Una persona de 25 años de edad se puede considerar en la plenitud de la juventud. A esta edad, posiblemente ya haya terminado una carrera universitaria o tenga un oficio y esté encontrando su vocación interior y su relación exterior con otra persona con la que pueda compartir la vida. Y seguramente, por su cabeza ya haya pasado la posibilidad de tener o no tener hijos. Pero por lo regular, hablamos de que alguien a esta edad normalmente ya es una persona independiente o está en vías de serlo.
Pero, para una persona con una condición severa de autismo, a esa edad ocurre todo lo contrario. Es alguien dependiente, pues, aunque esté envuelta en un organismo de joven, la realidad es que vive en un cuerpo de niño. A quien hay que alimentar, curar, guiar y, sobre todo, cuidar, pues su estado mental no le permite dimensionar el peligro, saber su ubicación, ni establecer una comunicación verbal fluida y completa.

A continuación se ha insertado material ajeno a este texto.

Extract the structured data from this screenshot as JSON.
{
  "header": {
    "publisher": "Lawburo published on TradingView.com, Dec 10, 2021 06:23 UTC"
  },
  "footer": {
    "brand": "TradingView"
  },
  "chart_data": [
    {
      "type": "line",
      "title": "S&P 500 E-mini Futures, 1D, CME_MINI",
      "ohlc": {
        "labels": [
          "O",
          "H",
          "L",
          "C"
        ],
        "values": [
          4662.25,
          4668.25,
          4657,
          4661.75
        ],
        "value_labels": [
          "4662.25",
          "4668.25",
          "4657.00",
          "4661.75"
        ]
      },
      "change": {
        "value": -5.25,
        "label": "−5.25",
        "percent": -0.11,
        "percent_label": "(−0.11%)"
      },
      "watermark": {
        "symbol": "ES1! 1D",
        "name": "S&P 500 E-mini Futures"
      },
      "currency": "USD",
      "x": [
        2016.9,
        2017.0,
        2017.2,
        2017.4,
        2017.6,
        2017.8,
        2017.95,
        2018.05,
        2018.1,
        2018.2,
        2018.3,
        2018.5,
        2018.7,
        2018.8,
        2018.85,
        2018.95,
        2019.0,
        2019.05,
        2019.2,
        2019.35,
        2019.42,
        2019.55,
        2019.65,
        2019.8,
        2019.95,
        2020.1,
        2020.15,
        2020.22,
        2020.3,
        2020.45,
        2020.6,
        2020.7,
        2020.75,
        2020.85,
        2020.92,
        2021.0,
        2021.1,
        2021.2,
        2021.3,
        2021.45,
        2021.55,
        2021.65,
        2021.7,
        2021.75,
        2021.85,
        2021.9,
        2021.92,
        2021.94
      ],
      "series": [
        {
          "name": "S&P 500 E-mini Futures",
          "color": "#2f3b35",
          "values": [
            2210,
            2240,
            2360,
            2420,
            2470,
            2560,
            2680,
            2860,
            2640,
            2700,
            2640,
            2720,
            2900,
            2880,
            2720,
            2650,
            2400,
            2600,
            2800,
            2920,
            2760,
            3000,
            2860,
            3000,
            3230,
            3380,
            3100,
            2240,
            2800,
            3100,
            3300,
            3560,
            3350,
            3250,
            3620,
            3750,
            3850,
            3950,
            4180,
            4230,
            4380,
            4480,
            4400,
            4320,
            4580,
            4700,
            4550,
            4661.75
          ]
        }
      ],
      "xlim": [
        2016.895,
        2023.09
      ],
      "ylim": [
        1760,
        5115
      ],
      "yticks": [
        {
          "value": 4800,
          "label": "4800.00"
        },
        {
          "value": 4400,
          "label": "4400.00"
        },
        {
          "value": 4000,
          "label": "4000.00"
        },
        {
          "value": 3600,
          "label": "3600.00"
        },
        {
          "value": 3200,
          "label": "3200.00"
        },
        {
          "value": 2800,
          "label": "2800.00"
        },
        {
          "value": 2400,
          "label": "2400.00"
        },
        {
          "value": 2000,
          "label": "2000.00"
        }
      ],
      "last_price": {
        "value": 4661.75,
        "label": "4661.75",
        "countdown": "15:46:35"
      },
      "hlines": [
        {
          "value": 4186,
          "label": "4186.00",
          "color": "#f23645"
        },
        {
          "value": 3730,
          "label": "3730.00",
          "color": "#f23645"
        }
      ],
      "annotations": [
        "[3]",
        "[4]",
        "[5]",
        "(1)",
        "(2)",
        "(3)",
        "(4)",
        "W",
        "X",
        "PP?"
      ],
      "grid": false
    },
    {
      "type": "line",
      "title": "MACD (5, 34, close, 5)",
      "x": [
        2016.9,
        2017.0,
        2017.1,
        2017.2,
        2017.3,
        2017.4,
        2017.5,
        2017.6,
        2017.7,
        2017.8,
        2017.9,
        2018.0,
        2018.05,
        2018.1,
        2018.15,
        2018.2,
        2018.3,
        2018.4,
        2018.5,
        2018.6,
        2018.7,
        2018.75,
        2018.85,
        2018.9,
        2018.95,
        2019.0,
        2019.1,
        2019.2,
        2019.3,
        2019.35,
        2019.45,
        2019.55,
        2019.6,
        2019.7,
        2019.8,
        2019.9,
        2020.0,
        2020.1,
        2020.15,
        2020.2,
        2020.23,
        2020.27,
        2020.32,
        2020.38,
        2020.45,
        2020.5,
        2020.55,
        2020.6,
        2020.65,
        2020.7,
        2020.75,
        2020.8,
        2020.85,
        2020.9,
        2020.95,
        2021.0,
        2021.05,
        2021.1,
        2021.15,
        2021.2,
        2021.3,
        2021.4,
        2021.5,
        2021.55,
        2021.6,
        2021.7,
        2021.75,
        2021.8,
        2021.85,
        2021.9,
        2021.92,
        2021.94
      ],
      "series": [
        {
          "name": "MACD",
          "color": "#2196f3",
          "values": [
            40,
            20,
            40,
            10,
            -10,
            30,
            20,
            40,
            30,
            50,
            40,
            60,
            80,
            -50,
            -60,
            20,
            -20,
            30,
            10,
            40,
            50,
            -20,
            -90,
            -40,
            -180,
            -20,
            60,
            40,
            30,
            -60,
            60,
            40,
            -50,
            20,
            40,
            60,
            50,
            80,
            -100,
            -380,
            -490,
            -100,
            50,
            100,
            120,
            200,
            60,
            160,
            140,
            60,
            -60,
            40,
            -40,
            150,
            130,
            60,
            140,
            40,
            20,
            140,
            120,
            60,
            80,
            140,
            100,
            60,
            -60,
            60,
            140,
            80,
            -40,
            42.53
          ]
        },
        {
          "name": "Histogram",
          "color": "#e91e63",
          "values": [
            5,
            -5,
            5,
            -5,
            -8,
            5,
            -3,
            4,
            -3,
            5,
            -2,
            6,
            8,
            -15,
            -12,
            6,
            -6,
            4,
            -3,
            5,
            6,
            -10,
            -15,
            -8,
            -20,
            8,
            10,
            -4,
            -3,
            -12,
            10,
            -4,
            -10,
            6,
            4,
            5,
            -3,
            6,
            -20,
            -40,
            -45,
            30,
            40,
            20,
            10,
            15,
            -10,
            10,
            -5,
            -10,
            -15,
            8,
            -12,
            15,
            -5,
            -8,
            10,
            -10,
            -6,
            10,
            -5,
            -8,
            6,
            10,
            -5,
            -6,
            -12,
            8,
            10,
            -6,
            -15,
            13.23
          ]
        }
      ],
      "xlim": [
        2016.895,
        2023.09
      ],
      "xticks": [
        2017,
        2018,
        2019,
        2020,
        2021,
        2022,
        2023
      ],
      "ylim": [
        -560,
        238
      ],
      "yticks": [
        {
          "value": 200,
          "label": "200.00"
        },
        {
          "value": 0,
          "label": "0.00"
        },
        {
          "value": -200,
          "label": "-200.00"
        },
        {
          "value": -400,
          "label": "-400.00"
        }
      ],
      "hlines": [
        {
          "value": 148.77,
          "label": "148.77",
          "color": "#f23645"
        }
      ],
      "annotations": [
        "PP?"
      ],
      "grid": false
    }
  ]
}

Pero esa falta de comunicación no significa que no podamos entenderlos, porque ellos tienen una forma mucho más efectiva de hacernos saber lo que sienten y lo que les gusta. Y me refiero a su expresión, pues cuando vemos sus caras de alegría o de tristeza por algo que les sucede, simplemente no hay forma de que no sepamos qué es lo que sienten, sobre todo cuando en su rostro se refleja la emoción de estar en un lugar que les encanta y los divierte. Esa cara representa incluso un inmenso agradecimiento por haberlos llevado ahí sin que ellos lo hayan pedido.
Hay quien se pregunta, o te pregunta, si esas personas, esos niños que viven “en su mundo”, tienen la capacidad de darse cuenta de dónde están y, sobre todo, si saben distinguir entre un pequeño paseo o un viaje de larga duración. La respuesta no es sencilla, porque ellos no son ambiciosos ni envidiosos. Pues puede hacerlos felices desde el más modesto detalle hasta el más sofisticado de los regalos. Pero quienes estamos cerca de ellos lo sabemos identificar, pues sus gestos, ademanes y reacciones representan muy bien sus emociones.
Lo más bello de una convivencia a solas con uno de estos grandes maestros no es la satisfacción y alegría de verlos contentos, sino saber y tener la oportunidad y el privilegio de sentir la capacidad que ellos tienen para transformarnos en niños, nosotros los adultos. Sentir ese gran poder que tienen para desaparecer nuestros problemas y presiones, aunque sea por unos días.
Cuando convivimos con ellos y observamos lo poco que necesitan para ser felices ante las grandes necesidades que tenemos los adultos para sentirnos realizados, es cuando verdaderamente nos damos cuenta de que hemos banalizado nuestras vidas apegándonos a lo material, a las marcas y a lo mundano, sobreponiéndolo a lo inocente y a lo natural. Por eso nos cuesta trabajo encontrar la paz y la tranquilidad, cuando ellos la encuentran en cada detalle que los rodea: una flor, un pajarito, una canción, etc.
Esta semana, después de 25 años, por fin logré estar viviendo el privilegio de viajar con mi hijo autista, solos él y yo. Su cuidado consume casi toda mi energía, sobre todo cuando todavía hay tantas cosas que desconozco sobre sus necesidades cotidianas. Como padres, sufrimos y nos preocupamos ante la vulnerabilidad y dependencia de nuestros hijos, y más cuando sabemos que esta será de por vida. Pero todo eso se diluye cuando nos beneficiamos de todo lo que ellos irradian sin parar: sus sonrisas, su paz, su serenidad, su sencillez y su bondad. Son una forma de decirnos a diario que la vida es corta, que la vida es bella y que la vida es una.